Кедров молча сунул ей под нос ствол. Лунина поморщилась:
— Убери пукалку, дебил.
— Да я шучу, Лизка. Убрал уже,— Кедров расплылся в кривой улыбке. Вдруг он ухватил Елизавету широкими ладонями с короткими заскорузлыми пальцами за обе груди, стал мять через платье. Когда-то эти упругие, пятого размера груди очень ему нравились. Много лет, правда, минуло с тех пор. Но, с другой стороны, попробуйте поскучать десять дней в закрытой избе... И год в «Крестах»...
— Дурень, нашел время,— поморщилась Елизавета и хотела оттолкнуть Кедрова, но подумала, что можно, в общем, и не отталкивать. Чего уж там.
Все дело заняло у Кедрова и Луниной не более трех минут. Расстались они недовольные друг другом.
— Ладно, мужики... — вздохнул Макс— Иду к Шишкину. За приговором.
— Давай! — отозвался Рогов, не отрываясь от писанины.
— Удачи! — добавил Любимов.
— Да чего уж удачи... Поздно. Все же решено. Осталось только результат узнать...

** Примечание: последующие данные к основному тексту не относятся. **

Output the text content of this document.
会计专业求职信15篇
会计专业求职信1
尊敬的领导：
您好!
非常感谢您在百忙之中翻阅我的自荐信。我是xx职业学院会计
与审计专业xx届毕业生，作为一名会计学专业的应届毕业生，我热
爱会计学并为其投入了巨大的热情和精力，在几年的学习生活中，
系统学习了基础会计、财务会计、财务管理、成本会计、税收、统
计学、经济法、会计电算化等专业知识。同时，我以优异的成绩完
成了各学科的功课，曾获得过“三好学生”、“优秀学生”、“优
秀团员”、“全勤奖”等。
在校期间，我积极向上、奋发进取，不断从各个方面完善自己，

— Ну, узнавай иди. И возвращайся.
— С меня в любом случае простава.
— Давай-давай... Ждем.
— В горле уже пересохло.
В двери Виригин столкнулся с раздраженным Егоровым. Тот, сверкая глазами, буквально ворвался в кабинет. Остановился перед столом Любимова, раздраженно выпалил:
— Еще раз так пошутишь, я из тебя самого Гудона сделаю... Эрудит нашелся!